Wie man Mehrfachversicherungen kippen könnte
Einst war die Welt übersichtlicher: Da gab es hie Arbeitgeber, dort Arbeitnehmer und jeder hatte seine eigene Sozialversicherung. In der schönen neuen Arbeitswelt haben sich die Beschäftigungsformen allerdings vermischt: Insgesamt 750.000 Österreicher sind mehrfach versichert, mit aller dazugehörigen Bürokratie.
Steigender Unmut
Selbst wenn ein Angestellter mit Gewerbeschein im ASVG über der Höchstbeitragsgrundlage verdient, muss er dies rechtzeitig der gewerblichen Sozialversicherung SVA melden, damit er nicht für seine selbstständige Nebenbeschäftigung ein zweites Mal Kranken- und Pensionsversicherung bezahlt. Aber wer kann "doppelt krank" sein? Die Zahlungen mit dem sperrigen Titel "Differenzvorschreibung" werden dann refundiert. Doppelte Unfallversicherung hingegen ist obligat. Der Unmut darüber steigt.
Allein in Wien sind 20.000 Selbstständige davon betroffen (österreichweit 63.460), zum Beispiel ein Ziviltechniker, der nebenher an einer HTL unterrichtet. Daher hat die Wirtschaftskammer Wien (WKW) nun ein dem KURIER exklusiv vorliegendes Reform-Modell ausarbeiten lassen.

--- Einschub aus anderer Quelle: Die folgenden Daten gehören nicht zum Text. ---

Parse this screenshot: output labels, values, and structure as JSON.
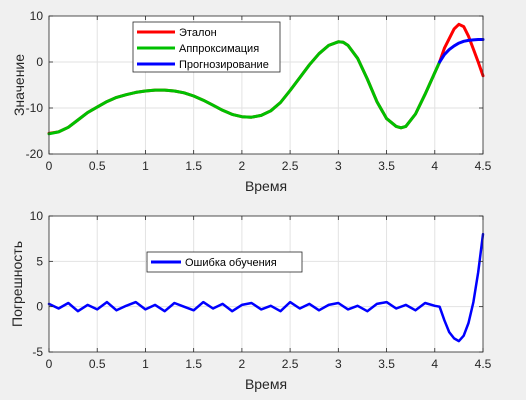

Es wird dem Hauptverband der Sozialversicherungen präsentiert und wäre eine kleine Revolution: Erstmals gäbe es Wahlfreiheit – zumindest für jene Bürger, die in mehr als einer Versicherung gemeldet sein müssen – also SVA, Gebietskrankenkasse oder Bauernversicherung. Sie haben dann künftig nur noch einen Ansprechpartner.
Mehr Ärzteauswahl
Speziell in der Krankenversicherung gibt es ja große Unterschiede: Gewerblich Versicherte haben zwar einen Selbstbehalt zu zahlen, dafür aber größere Ärzteauswahl (plus höhere Vergütung bei Wahlärzten und Heilbehelfen) und müssen für teure Untersuchungen (MRT) nicht so lange warten wie ASVG-Versicherte.
Wer hingegen, weil er ohnehin wenig verdient, keinen Selbstbehalt mehr zahlen will, könnte dann freiwillig ins ASVG wechseln. Der Versicherte entscheidet. Voraussetzung sind "Pauschalsätze" für die Kranken- und die Pensionsversicherung. Das sei aber relativ einfach einzuführen, sagt der stv. Direktor der Wiener Wirtschaftskammer, Alexander Biach.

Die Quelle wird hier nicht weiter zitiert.